The journey of one thousand miles starts with one step. And in the case of the thousand-mile journey of attracting beautiful women, that first step, and often the hardest, is approaching women.
Fear, doubt, and anxiety all poke at your weaknesses and cripple any momentum and drive to take control of your life. But, they don’t have to. You don’t need to suffer through approach anxiety. You can overcome it, but you need to know how.
I’m going to make this really simple.
I’m not going to go into complex theories and silly pranks to overcome your approach anxiety. Instead, I’m just going to give you the 6 things that you can use to eliminate approach anxiety forever:
1. You’re not genetically programmed to experience approach anxiety
Your approach anxiety has nothing to do with your fore fathers being afraid of being kicked out of a cave somewhere is sub-Saharan Africa or any other evolutionary psychology phenomena.
If it was genetically programmed, you wouldn’t be able to get rid of it.
You can’t change your genetically programmed eye colour. You can’t grow another arm.
If approach anxiety was genetically programmed, there’s no way you’d ever be able to eradicate it. Heaps of people have so the fact that some people are saying it’s genetically programmed is ridiculous.
2. Approach anxiety isn’t caused by anything outside you
Beautiful women don’t make you experience anxiety, you make you experience anxiety. Beautiful women aren’t programmed with some kind of gamma ray that makes you anxious when you see them. God doesn’t look bestow the gift of creating anxiety in someone to everyone who achieves an 8 or higher on the objective look scale (because beauty isn’t in the eye of the beholder).
Approach anxiety is something that you create inside yourself when you think about taking on a task that has specific requirements (see next point).
3. The amount of anxiety you experience doing anything in life (especially approaching women) is determined by your perception of your skill and the challenge of the activity
Mihayli Csikszentmihalyi coined the term Flow to describe his scientific investigation of ‘being in state’ or ‘being in the zone’.
One of the key elements he discovered in his studies that ran for over 30 years is that the key to getting into state is having the perceived level of challenge in an activity equal to the perceived level of skill at a challenging but achievable level.
When you get this challenge/skill balance, you experience flow/state.
The other thing he discovered was that an imbalance in challenge and skill results in a different experience. When skill exceeds challenge, you get bored. When challenge exceeds skill, you get anxiety.
4. To overcome your approach anxiety, you need to change your perception of skill and/or challenge
If your perceived skill level matched your perceived challenge level for seducing a woman, you would be ‘in state’ every time you approached a woman. If you’re reading this, then it’s obviously not.
If you’re getting bored when you’re approaching women, it’s because your skill level is too high for the perceived challenge.
If you’re experiencing approach anxiety, it’s because your perceived challenge level is higher than your perceived skill.
If you want to overcome approach anxiety forever, you need change either the perceived challenge level or your perceived skill level.
5. Trying to change your skill level to eradicate approach anxiety forever is a flawed method
Most people think that the easiest part to change in this equation is their perceived skill level.
They go out and either try to prove to themself that they already have the skill to talk to women by doing warm up sets or they try and increase their skill level by practising techniques and methods on set after set.
This is a flawed method to overcome your approach anxiety.
If you rely on other peoples responses to change your perception of your current skill level then it might work once, or twice, or even a few times, but what happens when it doesn’t (because it’s going to)?
What happens when someone doesn’t want to talk to you? Then you’re right back at square one again – massive approach anxiety because you perceive your skill to be less than the perceived challenge level.
6. To overcome approach anxiety forever, you need to change the perceived challenge
The challenge level you face in any activity is determined by the purpose you have for the interaction. Whatever you’re trying to achieve determines what you have to do to achieve that goal.

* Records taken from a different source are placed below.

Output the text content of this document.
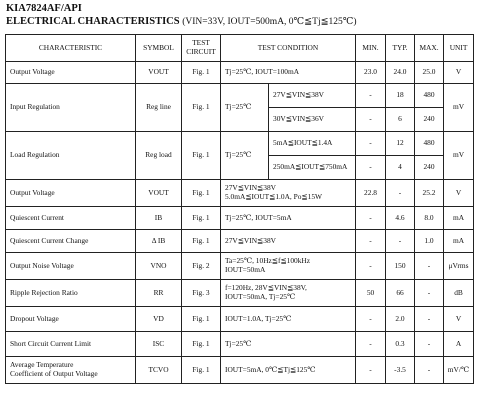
KIA7824AF/API
ELECTRICAL CHARACTERISTICS (VIN=33V, IOUT=500mA, 0℃≦Tj≦125℃)
CHARACTERISTIC	SYMBOL	TEST CIRCUIT	TEST CONDITION		MIN.	TYP.	MAX.	UNIT
Output Voltage	VOUT	Fig. 1	Tj=25℃, IOUT=100mA		23.0	24.0	25.0	V
Input Regulation	Reg line	Fig. 1	Tj=25℃	27V≦VIN≦38V	-	18	480	mV
				30V≦VIN≦36V	-	6	240	
Load Regulation	Reg load	Fig. 1	Tj=25℃	5mA≦IOUT≦1.4A	-	12	480	mV
				250mA≦IOUT≦750mA	-	4	240	
Output Voltage	VOUT	Fig. 1	27V≦VIN≦38V
5.0mA≦IOUT≦1.0A, Po≦15W		22.8	-	25.2	V
Quiescent Current	IB	Fig. 1	Tj=25℃, IOUT=5mA		-	4.6	8.0	mA
Quiescent Current Change	Δ IB	Fig. 1	27V≦VIN≦38V		-	-	1.0	mA
Output Noise Voltage	VNO	Fig. 2	Ta=25℃, 10Hz≦f≦100kHz
IOUT=50mA		-	150	-	μVrms
Ripple Rejection Ratio	RR	Fig. 3	f=120Hz, 28V≦VIN≦38V,
IOUT=50mA, Tj=25℃		50	66	-	dB
Dropout Voltage	VD	Fig. 1	IOUT=1.0A, Tj=25℃		-	2.0	-	V
Short Circuit Current Limit	ISC	Fig. 1	Tj=25℃		-	0.3	-	A

Average Temperature
Coefficient of Output Voltage	TCVO	Fig. 1	IOUT=5mA, 0℃≦Tj≦125℃		-	-3.5	-	mV/℃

If you’re experiencing anxiety then it’s clear you’re trying to do something that pushes the perceived challenge out of your perceived skill range – like trying to make her attracted to you.
What challenges do you face in trying to make a woman attracted to you?
You have to get within physical proximity of you.
You have to get her attention.
You have to be able to communicate with her.
You have to work out what kind of man she wants.
You have to attempt to demonstrate those characteristics whilst simultaneously hiding who you really are.
This is why you’re experiencing approach anxiety.
You don’t know how to work out what kind of man she’s attracted to and you don’t think you can demonstrate them whilst hiding who you really are, long enough for her to want to be with you.
If you change your purpose to something achievable, then the perception of challenge will drop and so will the anxiety.
If you change your purpose to ‘Trying to find out if she’s the kind of person you want in your life’ then what kind of challenges do you face?
You have to get within physical proximity of her.
You have to be able to communicate with her.
Anything else? No. Nothing.
If you change your purpose to this, then what you’re more likely to experience is boredom due to the lack of challenge and you’re only going to be really interested in women who’re able to really challenge your verbally.
Sound like the kind of life you want?